Innerhalb des gewählten eher kooperativen Ansatzes entschied sich das BMVg angesichts der Ereignisse ab Februar/März 2022 von einem reinen Design-to-Budget abzuweichen und den Kernauftrag der Einheiten, also Aufklärung, stärker zu betonen und neu gewonnene Erkenntnisse in die Spezifikationen aufzunehmen. Elemente wie technische Erfordernisse der Signalerfassung, Auslegung der Antennen, Durchhaltefähigkeit einschließlich sanitätsdienstlicher Versorgung, der Einsatz unbemannter Systeme, Selbstschutz oder Datenübermittlung wurden neu bewertet. Die Vorgehensweise einer funktionalen Beschreibung wurde bei der ersten parlamentarischen Behandlung im Sommer 2021 akzeptiert. Der Haushaltsausschuss verknüpfte seine Zustimmung mit einem sogenannten Maßgabebeschluss, zu dem eine Budgetobergrenze von knapp über 2 Milliarden Euro (Preisstand 12/2020) sowie der Termin für den Abschluss der Bauspezifikation gehörte. Dieser Maßgabebeschluss hätte eine Vertragsunterzeichnung ohne vorherige parlamentarische Würdigung ermöglicht.

Foto: NVL Group

Präsidentin BAAINBw, Annette Lehnigk-Emden, und Tim Wagner, CEO der NVL Group.

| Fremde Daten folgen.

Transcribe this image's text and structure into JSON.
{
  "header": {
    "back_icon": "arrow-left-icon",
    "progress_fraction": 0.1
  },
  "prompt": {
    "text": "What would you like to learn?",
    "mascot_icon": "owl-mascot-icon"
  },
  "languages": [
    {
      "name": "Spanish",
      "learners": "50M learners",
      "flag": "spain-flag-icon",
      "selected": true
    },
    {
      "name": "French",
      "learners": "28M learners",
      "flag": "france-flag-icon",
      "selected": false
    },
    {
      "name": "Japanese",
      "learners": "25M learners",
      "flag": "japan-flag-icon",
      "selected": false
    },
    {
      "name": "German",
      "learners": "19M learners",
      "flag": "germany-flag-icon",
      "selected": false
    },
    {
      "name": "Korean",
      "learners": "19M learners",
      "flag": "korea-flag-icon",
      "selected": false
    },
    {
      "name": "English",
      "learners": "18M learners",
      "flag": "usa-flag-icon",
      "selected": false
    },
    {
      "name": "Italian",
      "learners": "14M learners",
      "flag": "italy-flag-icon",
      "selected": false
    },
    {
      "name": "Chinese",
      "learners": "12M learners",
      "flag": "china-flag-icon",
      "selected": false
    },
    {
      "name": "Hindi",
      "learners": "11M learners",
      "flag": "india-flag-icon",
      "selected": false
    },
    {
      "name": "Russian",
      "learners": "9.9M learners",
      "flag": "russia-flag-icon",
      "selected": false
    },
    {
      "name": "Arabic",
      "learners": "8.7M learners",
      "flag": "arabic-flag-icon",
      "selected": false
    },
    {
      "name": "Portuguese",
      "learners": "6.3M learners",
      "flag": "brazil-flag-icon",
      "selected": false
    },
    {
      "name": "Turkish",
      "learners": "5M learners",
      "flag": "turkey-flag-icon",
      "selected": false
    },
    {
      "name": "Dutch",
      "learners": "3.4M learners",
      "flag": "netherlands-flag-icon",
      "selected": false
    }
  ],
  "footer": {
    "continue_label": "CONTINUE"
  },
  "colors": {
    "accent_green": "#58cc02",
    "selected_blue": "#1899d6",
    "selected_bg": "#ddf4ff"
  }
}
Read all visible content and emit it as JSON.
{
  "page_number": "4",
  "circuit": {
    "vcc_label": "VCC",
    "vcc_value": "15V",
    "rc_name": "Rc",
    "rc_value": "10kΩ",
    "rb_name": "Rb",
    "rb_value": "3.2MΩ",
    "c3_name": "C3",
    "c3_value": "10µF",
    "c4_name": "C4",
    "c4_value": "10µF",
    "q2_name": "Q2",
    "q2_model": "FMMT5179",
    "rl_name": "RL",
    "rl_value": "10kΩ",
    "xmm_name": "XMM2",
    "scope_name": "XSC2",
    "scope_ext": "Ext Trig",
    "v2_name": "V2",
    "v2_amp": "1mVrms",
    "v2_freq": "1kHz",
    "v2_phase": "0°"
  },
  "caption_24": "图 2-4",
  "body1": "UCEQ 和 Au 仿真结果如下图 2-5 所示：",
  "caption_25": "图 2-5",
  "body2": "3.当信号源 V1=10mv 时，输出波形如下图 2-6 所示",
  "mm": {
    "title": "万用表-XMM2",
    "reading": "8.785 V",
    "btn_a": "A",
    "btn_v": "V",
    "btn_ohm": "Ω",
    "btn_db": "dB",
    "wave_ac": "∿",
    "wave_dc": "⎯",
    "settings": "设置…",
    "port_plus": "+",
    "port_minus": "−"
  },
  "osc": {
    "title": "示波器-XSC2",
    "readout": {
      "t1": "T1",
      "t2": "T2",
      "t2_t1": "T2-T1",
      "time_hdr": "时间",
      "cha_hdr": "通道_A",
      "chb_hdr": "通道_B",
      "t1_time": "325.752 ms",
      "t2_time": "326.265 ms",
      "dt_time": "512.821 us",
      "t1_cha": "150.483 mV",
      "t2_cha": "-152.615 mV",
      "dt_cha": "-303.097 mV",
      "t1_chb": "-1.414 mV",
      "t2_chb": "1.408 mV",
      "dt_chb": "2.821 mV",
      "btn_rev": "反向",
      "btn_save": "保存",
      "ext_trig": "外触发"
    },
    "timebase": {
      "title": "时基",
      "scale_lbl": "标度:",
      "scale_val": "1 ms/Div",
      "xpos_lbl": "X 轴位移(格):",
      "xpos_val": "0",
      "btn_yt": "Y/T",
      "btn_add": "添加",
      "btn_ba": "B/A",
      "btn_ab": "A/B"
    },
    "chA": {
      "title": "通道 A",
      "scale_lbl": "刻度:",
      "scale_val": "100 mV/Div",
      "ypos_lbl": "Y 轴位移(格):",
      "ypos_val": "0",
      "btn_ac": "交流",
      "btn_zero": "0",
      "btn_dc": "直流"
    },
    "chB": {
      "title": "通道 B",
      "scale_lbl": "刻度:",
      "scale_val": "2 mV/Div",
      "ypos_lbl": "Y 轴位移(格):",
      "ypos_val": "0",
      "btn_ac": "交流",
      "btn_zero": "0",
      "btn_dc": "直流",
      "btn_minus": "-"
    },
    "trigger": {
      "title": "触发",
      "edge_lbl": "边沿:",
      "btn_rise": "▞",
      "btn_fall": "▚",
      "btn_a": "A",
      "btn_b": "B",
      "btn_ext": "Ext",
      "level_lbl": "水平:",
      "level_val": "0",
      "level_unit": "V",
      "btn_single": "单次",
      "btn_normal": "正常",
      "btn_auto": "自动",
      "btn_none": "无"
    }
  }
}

Foto: NVL Group

Parlamentarische Kontrolle

Demgegenüber hatte sich das BMVg zu einer erneuten Behandlung im Bundestag entschlossen. Ausschlaggebend dabei waren nicht nur neu eingebrachte operative Erfordernisse, sondern vor allem die Preisentwicklung des Rüstungsvorhabens FD-Boot Klasse 424. Allein zwischen Juni 2021 und dem Jahresende 2022 kumulierten sich die Steigerungen der Einzelindizes (Rohstoffe, Energie, Industrieerzeugnisse) bis auf amtlich bestätigte 25 Prozent - dies allein eine Steigerung um gut eine dreiviertel Milliarde Euro (Statistisches Bundesamt).

Neue Verfahren Rüstungsbeschaffung

Insofern entspricht die gemeinsame Entwurfsentwicklung den lang geäußerten Verbesserungsvorstellungen im Beschaffungsprozess. Vielleicht gelingt es jetzt und besonders in diesem Fall, den Zeit- und Kostenrahmen eines Rüstungsvorhabens endlich einzuhalten. Dies wird sich allerdings erst in der Umsetzung unter Beweis stellen.

1 Kommentar

  1. Im Hinblick auf die künftigen Aufklärungsmöglichkeiten moderner Kriegsschiffe, wird es vollkommen überflüssig sein sogenannte Aufklärungsboote in der Größenordnung von Fregatten zu bauen. Kampfschiffe überleben künftig im See Kriegs Kampf nur dann, wenn sie selbst extrem schnell auf Situationen im Kampf gegen Luftstreitkräfte, Lenkflugkörper und Unterwasserkampfeinheiten reagieren können, bzw. durch eigene Aufklärung agieren können. Dass bedeutet, dass man das Flottendienstboot-Programm stornieren sollte, und die dafür notwendigen Mittel dafür verwenden sollte, unseren Fregatten und Korvetten modernere Aufklärungsmittel zur Verfügung zu stellen. Auch könnten diese Mittel dazu verwendet werden den geplanten Bau der MKS 180 zu beschleunigen, da diese Einheiten schon heute fehlen.
    Man könnte die Mittel sinnvollerweise auch dafür verwenden das Projekt U-212 CD auf vier Einheiten zu erweitern. Rate ich als ehemaliger U-Bootoffizier.